Take a couple at the end. I wish our school would ban them.

SomethingkindaOod · 17/12/2013 11:24

The photo calls at the end of the play that our school has done for the last few years have worked really well, they even recreated the actual Nativity scene for those who wanted it. We have to work it like that because of the very serious situation of some children there, the few of us who know the family involved tend to shut everybody else up when they whinge.
Random you personally just want pics of your children, not anybody else's and presumably wouldn't show anybody outside family, that's fine but not every parent in the school will be like that, it's a few parents who can't do the online equivalent of keeping their mouths shut that spoil it for everybody else.

NotMeNotYouNotAnyone · 17/12/2013 11:34

I personally know a set of siblings who can't have their names or photos published anywhere. Rules like this protect children like them.

Topaz25 · 17/12/2013 11:47

YANBU but randomquicknamechange is. Random, you "don't give a crap about children in care or children running away from an abusive someone."? Really?! Is it worth risking a child's life for a few photos? You might zoom in on your child's face or not share the photos on Facebook but if you were allowed to take photos then everyone else would be able to as well and they might not be as careful. If the school allows photography, they can't control who is photographed or how the photos are shared, especially nowadays when people can instantly upload photos to Facebook from their phone or iPad. This could put children at serious risk. If you only want photos of your children, why not just take a cute photo of them in their costume at home?

starofbethlehemfishmummy · 17/12/2013 12:01

Ds's school usually video the performances themselves so that they can make sure that the children who cannot be photographed (in foster care) are not in shot. Its also a fundraiser for them as they sell copies

IceBeing · 17/12/2013 12:06

The thing with the not taking photos of certain kids is totally pointless though. It was probably harder to find pictures of kids when everyone was posting thousands of nativity photos than it is now.

BaileysOnRocks · 17/12/2013 12:10

I don't put photos of my children on Facebook etc so think it's a good thing this is banned.

I would be annoyed if she ended up being in a picture and it was put online.

SDTGisAnEvilWolefGenius · 17/12/2013 12:15

"YANBU I don't give a crap about children in care or children running away from an abusive someone. I care about my kids and my family being able to have photos to put on the wall and videos to show the grandparents. ...."

So it doesn't matter if a child is put in actual danger, as long as you have photos on your wall and videos to show, randomquicknamechange? I don't think I have ever seen anything more selfish and unpleasant posted on MN!

clam · 17/12/2013 12:15

I'm guessing that random is joking.

QueNoelle · 17/12/2013 12:17

DS's school said the camera flashes can distract the children. We were allowed to take pictures at the end, but not upload them to any social media.

kungfupannda · 17/12/2013 12:38

If there's been a change for this year then I would imagine there is a child for whom online photos would be a serious risk.
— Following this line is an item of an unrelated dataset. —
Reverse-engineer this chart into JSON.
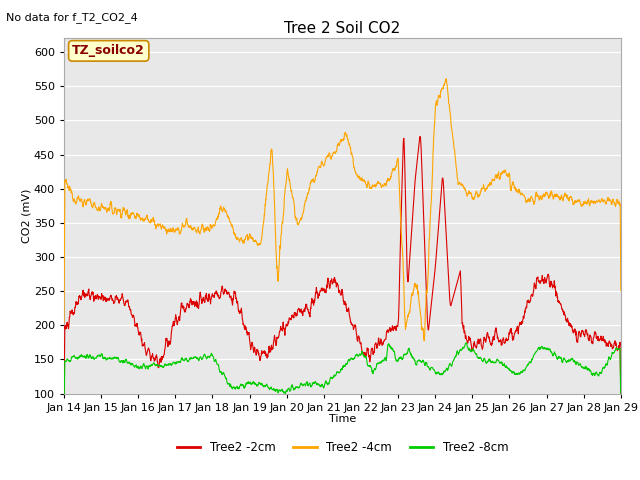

Or there might have been so many complaints about people jumping up and down with cameras that they've decided to put a stop to it.

I saw pretty much none of DS's first nativity play as, despite a request at the beginning for everyone to stay seated and not hold cameras above their heads, we were standing in the back corner (not enough seats) a couple of rows behind a woman who not only kept standing up and bobbing about, but held a camera above her head to film the whole thing, so that none of us at the back could see. We had to ask her to sit down eventually, which was clearly the most outrageous thing she'd ever been asked, given her reaction!